Adding a quadratic term flips the signs of the coefficients

Question

So I have a question of utilizing quadratic (second order) predictors with GLMs in R. Basically I have three predictor variables $(x, y, z)$ and a response variable (let's call it ozone). $x$, $y$, and $z$ are not inherently quadratic predictors yet so I square them (X2 <- x^2, and likewise for y and z).

Now I understand that if I wanted to model ozone based on these predictor variables I would use the poly() or polym() function (to create orthogonal polynomials).

However, when it comes to using interaction terms between these three variables, that's where I get lost. For example, if I wanted to model the interaction between the quadratic predictors of $x$ and $y$ I believe I would be typing in something like this

ozone <- x + y+ x^2 + y^2+ xy + x^2y + xy^2 + x^2y^2  # (I hope this is right)

My questions are:

Is there an easier way of inputting this (with three terms that's a lot of typing).
Why does the quadratic predictor flip signs of the coefficients? When I just run the predictor variable $x$ the coefficient is positive but when I use a quadratic predictor the coefficient almost always ends up being negative.

If you follow this link, it'll show you my initial question on Stack Overflow. In terms of the context of this question (which was non existent in the initial post), it's based on a dataframe consisting of predictor variables of radiation, temperature, and wind and the response variable of ozone levels in the atmosphere. Therefore, x, y, and z in the initial post were those three predictors.

Ultimately, are the statistical solutions given by others in that post valid?

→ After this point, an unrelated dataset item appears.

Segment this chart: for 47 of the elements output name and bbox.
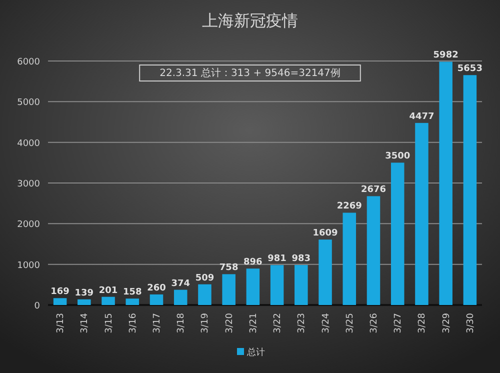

Note that @ user20650 proposed $(\text{poly}(x, 2) + \text{poly}(y, 2))^2$ or $(\text{poly}(x, 2)*\text{poly}(y, 2))$ on the other site. — Carl, Nov 12 '16 at 22:46
You are welcome, I put in some equation edits as well. All you have to do is put in LaTeX between $ signs. — Carl, Nov 12 '16 at 23:05
Your answerable statistical question concerns the sign change when additional variables (the interactions are added). Isn't that [answered already in these threads](http://stats.stackexchange.com/search?q=regression+change+sign)? The canonical answer seems to be at http://stats.stackexchange.com/questions/116804. — whuber, Nov 12 '16 at 23:29
@whuber the many i've been through go over why the signs change when they add variables but not why they change when you change them into quadratics predictors. But I appreciate the search output! — Leo Ohyama, Nov 12 '16 at 23:33
Adding the interactions and quadratic terms is adding variables. There's no mathematical difference whatsoever. — whuber, Nov 12 '16 at 23:36
@whuber true.....ok so let me get this straight....adding a squared predictor to the normal predictor makes it a quadratic predictor but because we're still adding a squared term we are adding another variable right? — Leo Ohyama, Nov 12 '16 at 23:57
That's right. As far as fitting the model goes, the *only* difference between adding a squared term and adding another variable might be what you name it--there is nothing in mathematics or statistics that precludes the values of any additional variable, regardless of its origin, from coinciding with the square of an existing variable. — whuber, Nov 13 '16 at 01:08
@whuber, I reopened this because I think there are some additional nuances in how this plays out in the context of adding a squared term. I have posted an answer below. Note that it does draw on existing material (so you may think it is still legitimately a duplicate), but it uses material from different places such that a novice may not see the connections by themselves. If you think this is still a duplicate, we can reclose it w/ my blessing, & if you think my answer doesn't add anything, I can delete it. — gung - Reinstate Monica, Nov 13 '16 at 01:39
@gung Lovely answer. Thank you for such a positive contribution. — whuber, Nov 13 '16 at 02:15

score 3 · Accepted Answer · edited Apr 13 '17 at 12:44

This is a Q&A site for questions about statistics, not for questions about how R works or how to use it. Your question #1 is off topic here, and I don't see why you want us to say if what they told you on Stack Overflow was correct—that is the appropriate site for R coding questions. At any rate, you can get the canonical answer in the documentation for formulae for statistical models in the Intro to R manual:

y ~ poly(x,2)
...
Polynomial regression of y on x of degree 2. ...

...
y ~ A*B
y ~ A + B + A:B
...
Two factor non-additive model of y on A and B. ...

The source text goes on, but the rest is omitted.